Category: Entrepreneurship

  • Sources of Ideas Implemented in a Startup

    At Pardot, one of my favorite things to do is to show guests the office and talk about many of our quirky and unusual ways. As you might expect, most of the ideas were generated via R&D (ripoff and duplicate) from others. We continually look for new ideas, try out the ones we like best, and keep the ones that feel right.

    Here are ideas we like and their source:

    One of the reasons I enjoy reading and talking to other entrepreneurs so much is that there are always new ideas. Most ideas I encounter are ignored but many are tried out and a few stick — you never know when you’ll come across a new idea.

    What else? What are some ideas you like and their source?

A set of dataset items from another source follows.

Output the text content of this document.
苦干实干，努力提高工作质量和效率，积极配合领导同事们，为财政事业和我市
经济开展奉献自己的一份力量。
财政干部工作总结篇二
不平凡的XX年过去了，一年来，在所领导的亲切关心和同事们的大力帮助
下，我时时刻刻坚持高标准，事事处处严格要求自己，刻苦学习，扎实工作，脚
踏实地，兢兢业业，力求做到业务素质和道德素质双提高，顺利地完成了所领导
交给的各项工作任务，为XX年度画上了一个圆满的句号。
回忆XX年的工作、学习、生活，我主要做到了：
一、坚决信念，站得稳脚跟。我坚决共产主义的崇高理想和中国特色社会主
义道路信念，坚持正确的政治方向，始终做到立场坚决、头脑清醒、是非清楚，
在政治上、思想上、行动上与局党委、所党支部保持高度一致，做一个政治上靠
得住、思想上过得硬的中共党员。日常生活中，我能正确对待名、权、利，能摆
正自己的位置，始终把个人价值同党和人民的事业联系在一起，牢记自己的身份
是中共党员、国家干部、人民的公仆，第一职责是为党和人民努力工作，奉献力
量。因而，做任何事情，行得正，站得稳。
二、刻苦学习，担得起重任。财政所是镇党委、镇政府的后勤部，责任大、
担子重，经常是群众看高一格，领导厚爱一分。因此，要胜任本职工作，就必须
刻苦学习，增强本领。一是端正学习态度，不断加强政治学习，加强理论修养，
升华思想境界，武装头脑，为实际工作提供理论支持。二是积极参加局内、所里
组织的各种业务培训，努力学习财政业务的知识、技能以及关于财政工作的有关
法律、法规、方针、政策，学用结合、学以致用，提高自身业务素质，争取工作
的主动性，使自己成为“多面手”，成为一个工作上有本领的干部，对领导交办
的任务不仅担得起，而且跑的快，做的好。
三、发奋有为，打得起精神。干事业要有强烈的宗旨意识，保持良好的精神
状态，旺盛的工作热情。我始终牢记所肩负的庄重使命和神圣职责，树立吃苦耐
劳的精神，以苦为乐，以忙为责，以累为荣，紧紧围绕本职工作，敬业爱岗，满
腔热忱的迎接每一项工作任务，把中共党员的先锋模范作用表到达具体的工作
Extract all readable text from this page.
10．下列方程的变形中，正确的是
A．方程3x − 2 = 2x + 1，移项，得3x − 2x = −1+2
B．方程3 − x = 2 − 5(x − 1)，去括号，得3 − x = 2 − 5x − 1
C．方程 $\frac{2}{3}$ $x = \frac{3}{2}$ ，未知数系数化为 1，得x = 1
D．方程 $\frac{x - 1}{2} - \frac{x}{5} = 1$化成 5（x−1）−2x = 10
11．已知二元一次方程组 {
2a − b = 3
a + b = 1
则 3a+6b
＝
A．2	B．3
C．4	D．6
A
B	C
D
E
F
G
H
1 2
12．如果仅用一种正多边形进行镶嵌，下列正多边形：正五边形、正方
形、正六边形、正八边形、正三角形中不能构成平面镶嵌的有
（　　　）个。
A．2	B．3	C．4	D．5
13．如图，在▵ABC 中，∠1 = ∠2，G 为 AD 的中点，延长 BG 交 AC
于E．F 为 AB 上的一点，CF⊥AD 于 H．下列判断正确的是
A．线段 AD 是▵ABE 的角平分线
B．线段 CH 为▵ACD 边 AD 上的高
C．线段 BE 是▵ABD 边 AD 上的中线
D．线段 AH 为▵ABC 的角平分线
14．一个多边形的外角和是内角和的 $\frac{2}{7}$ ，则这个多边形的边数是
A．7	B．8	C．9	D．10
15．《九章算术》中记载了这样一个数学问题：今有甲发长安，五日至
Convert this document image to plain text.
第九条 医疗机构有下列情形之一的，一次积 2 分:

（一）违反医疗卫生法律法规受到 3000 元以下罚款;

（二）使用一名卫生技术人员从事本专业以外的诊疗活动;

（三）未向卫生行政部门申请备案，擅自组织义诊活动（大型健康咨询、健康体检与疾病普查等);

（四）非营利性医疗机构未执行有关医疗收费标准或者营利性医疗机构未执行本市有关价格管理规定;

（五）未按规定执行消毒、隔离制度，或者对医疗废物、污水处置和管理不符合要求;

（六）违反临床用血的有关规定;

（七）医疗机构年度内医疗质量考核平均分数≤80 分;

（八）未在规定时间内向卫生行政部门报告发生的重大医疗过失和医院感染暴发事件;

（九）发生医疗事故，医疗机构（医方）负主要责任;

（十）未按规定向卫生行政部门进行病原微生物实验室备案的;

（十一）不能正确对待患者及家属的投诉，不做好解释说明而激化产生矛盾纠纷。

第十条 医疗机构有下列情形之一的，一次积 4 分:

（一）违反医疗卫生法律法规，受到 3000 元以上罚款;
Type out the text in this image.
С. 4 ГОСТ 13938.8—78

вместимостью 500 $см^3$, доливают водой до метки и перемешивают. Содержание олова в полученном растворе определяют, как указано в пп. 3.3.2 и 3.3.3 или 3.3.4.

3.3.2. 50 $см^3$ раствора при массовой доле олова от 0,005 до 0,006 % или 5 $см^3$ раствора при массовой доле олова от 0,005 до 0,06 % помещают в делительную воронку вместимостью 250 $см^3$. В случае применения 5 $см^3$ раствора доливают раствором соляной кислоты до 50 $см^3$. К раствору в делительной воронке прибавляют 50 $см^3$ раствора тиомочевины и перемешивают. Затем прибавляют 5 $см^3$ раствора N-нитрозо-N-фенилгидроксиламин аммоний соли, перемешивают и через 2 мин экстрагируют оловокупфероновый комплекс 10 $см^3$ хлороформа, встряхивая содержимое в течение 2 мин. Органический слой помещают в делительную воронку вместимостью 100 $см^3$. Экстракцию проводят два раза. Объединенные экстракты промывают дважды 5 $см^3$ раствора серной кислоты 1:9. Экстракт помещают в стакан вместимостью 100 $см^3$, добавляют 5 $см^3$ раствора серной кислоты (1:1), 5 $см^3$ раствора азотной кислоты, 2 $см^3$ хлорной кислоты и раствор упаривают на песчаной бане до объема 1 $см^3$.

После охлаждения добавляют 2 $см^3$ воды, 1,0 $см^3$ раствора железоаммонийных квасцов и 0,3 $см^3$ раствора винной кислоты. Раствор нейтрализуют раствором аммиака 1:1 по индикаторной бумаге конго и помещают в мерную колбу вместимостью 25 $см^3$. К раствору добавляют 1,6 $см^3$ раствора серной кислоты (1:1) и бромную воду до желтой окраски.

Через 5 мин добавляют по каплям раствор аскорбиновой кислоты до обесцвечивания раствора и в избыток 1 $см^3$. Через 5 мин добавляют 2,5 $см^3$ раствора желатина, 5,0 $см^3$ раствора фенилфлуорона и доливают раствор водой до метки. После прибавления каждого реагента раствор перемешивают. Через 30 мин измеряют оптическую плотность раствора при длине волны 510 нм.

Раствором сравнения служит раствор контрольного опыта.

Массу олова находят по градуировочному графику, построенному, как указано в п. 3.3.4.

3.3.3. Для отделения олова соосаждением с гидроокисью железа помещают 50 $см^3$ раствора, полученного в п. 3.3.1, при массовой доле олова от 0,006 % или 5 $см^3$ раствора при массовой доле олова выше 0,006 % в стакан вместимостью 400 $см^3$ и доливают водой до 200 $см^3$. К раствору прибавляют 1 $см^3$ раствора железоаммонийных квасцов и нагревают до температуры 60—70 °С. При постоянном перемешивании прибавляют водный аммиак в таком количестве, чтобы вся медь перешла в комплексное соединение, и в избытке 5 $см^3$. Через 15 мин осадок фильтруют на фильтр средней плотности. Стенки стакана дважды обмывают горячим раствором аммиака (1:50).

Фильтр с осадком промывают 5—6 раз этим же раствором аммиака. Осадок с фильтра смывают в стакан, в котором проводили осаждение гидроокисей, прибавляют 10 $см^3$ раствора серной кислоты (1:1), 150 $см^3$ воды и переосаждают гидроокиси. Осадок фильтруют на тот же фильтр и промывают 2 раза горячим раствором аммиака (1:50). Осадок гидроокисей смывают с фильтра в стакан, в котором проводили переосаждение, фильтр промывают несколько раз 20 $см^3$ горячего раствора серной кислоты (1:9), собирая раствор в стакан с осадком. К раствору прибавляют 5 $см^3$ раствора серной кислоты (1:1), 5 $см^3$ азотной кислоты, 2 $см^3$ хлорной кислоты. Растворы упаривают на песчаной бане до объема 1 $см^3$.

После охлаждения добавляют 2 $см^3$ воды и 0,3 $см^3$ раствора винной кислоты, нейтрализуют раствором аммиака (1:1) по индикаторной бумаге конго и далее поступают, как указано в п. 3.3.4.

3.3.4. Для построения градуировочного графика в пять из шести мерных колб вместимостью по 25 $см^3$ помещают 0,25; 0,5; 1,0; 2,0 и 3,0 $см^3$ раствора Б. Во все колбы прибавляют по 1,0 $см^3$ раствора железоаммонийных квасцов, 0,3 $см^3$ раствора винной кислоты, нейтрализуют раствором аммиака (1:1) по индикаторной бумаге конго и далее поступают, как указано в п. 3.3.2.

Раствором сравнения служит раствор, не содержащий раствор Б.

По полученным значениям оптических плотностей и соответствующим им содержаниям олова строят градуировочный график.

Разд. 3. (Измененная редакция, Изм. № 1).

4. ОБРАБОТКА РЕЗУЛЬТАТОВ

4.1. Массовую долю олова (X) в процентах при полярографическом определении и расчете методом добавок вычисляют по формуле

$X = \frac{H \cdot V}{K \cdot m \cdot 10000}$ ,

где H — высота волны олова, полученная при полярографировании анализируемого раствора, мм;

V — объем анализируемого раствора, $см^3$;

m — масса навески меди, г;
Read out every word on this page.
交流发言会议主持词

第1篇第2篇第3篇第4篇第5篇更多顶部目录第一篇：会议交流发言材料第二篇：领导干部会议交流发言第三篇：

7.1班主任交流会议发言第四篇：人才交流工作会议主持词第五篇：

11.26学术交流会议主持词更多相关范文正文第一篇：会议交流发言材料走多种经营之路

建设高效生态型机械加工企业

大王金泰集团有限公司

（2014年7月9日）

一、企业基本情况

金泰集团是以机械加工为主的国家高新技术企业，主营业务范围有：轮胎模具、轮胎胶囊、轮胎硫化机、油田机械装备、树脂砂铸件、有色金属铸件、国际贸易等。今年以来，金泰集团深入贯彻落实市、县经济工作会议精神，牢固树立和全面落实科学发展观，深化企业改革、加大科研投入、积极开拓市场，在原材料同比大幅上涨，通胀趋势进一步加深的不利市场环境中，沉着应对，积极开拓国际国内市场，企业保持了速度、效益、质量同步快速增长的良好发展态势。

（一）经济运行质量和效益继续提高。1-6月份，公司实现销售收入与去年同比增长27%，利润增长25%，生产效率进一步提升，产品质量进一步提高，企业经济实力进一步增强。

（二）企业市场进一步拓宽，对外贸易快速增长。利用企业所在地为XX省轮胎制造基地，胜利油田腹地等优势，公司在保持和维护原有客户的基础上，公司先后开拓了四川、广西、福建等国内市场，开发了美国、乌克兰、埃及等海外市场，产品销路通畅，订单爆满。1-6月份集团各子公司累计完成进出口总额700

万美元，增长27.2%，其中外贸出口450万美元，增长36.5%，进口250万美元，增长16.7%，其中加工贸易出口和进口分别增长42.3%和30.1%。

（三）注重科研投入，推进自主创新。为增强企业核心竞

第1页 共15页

  • Getting Started as an Entrepreneur

    Recently I was talking to a successful professional who’s looking to make a transition and wants to be an entrepreneur. Of course, as a person thinking about being an entrepreneur, the best thing to do is to just do it (see JFDI). In reality, most people are measured and won’t jump in unless they feel like they have the right idea, team, and timing.

    My recommendation is the same as Jason Fried’s of 37signals in his article How to Get Good at Making Money. The approach is super simple: test the waters of being an entrepreneur by going to local garage sales and spending $100 on stuff that you think will sell well on online followed by actually selling them on eBay. Here are a few of the benefits getting started this way:

    • It takes physical, manual labor to buy the products, list them on eBay, package them up, and ship them out — entrepreneurs have to roll up their sleeves and get stuff done
    • There’s a margin, or spread, between what the product costs and what it sells for, making it readily apparent what it takes to make a profit
    • Tools like eBay and Paypal aren’t hard but it takes time to learn them and make everything work
    • Spending $100 and 10 hours of time is a low cost way to test the enjoyment level of being in business for yourself
    • If you like it, try the whole process multiple times and see if you can make more money off your $100 each time

    There’s an infinite number of things an entrepreneur can do to get started. Building an actual micro business with products and revenues is one of the best ways to start the entrepreneurial journey.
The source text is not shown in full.